Talvez valha a pena contar um dia esta história exemplar. Há ainda quem se lembre muito bem de como tudo se passou, inclusiva­mente do desmascarar da farsa, que se revestiu aliás de pormeno­res burlescos, capazes de nos pro­vocar uma saborida gargalhada, se não nos provocasse antes um asco irreprimível esta manipulação despudorada do divino em beneficio de algumas carteiras — que não a da própria “santinha”, ao que julgo saber joguete inconsciente de outros passarões.
Descoberta a mescambilha, o povo caiu em si, lamentado por­ventura a esmola esportulada e a cera gasta com ruim defunto. E a musa popular pegou no caso e deu-lhe a imortalidade sob a forma de sextilha:

Para Alfândega da Fé
Toda a gente vai d'a pé,
De carreira ou de carroça,
Ver a menina modesta,
Que tem uma cruz na testa
Feita com carvão da choça.

É a desmistificação poética duma burla que, se acaso há jus­tiça para além desta coisa meio esquisita a que chamamos mundo, há-de ter em sede própria outras desmistificações menos jocosas.

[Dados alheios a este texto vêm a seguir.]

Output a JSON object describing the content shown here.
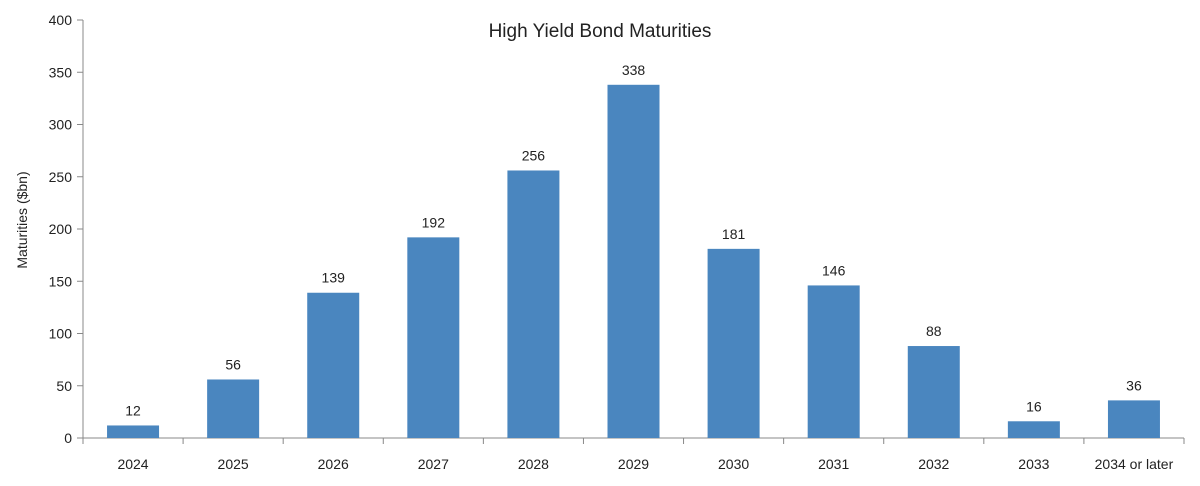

A. M. Pires Cabral, in A Região, 27 de Fevereiro de 1985



Notas  do autor do blogue:
1- Esta fotografia que, retrata tal e qual como era esta "santinha", é uma relíquia sagrada de uma família do Douro, concretamente da Penajóia, onde certamente, nos anos 50, foi também venerada pela força da mistificação dos seus "milagres" .
2- Esta história foi brilhantemente ficcionada pelo escritor  A. M. Pires Cabral no conto  "Uma cruz na testa, outra nas costas da mãos" que faz parte do livro " Os Anjos Nus", das Edições Cotovia, de 2012. 

1 comentário:

  1. ...É particularmente interessante este texto..
    ..Apreciei ...bastante...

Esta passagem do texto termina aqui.